Montana, where the kidnapping and murder took place, had the death penalty. But Jaeger asked the FBI to offer him life imprisonment and a chance for psychiatric care. “My little girl was a gift of beauty and sweetness and goodness in my life,” says Jaeger. “To kill somebody in her name is really to violate her and profane her. I’d rather honor her life by saying that all of life is sacred and all of life is worthy of preservation from the very beginning of conception till the end when we die.”

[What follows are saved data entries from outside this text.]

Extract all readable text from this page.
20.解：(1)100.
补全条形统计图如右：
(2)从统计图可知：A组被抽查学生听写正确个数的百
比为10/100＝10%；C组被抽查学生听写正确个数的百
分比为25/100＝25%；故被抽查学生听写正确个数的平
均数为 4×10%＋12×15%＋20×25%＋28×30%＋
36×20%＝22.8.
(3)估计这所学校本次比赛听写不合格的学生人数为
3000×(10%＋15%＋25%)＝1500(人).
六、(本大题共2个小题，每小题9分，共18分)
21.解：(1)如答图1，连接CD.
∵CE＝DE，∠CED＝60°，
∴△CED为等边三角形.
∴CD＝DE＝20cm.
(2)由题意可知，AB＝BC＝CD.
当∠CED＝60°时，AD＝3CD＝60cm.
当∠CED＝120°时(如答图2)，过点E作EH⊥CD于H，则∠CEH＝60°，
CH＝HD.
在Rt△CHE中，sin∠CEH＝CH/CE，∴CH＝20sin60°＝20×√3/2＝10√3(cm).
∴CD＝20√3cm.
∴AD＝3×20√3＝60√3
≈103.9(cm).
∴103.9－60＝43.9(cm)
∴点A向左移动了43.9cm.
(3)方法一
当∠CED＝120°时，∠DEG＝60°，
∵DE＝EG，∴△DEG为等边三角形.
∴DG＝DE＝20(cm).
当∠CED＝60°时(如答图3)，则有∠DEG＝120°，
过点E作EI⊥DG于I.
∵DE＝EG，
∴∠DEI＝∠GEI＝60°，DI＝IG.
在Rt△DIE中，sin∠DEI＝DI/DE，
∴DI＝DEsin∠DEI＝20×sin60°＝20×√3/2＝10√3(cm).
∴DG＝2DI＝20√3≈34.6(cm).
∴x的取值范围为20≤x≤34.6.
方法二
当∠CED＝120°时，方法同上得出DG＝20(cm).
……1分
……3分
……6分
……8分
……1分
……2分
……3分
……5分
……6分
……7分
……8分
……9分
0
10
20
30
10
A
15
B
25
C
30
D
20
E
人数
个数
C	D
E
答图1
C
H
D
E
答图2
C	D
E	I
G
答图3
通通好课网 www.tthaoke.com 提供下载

We are God’s children; not children of this world. We are beloved. We are adopted into God’s family. We belong, we have a place at God’s table. And we are to behave in new ways. We are to be led by God’s Spirit. We are to do what is right and love our sisters and brothers. We are to be peacemakers and love our enemies.
Have you embraced your identity as God’s child? Or do you see yourself as worthless? Adrift? Unlovable?
“See what love the Father has given us, that we should be called children of God; and that is what we are” (I John 3:1). May we fully believe and act upon this truth.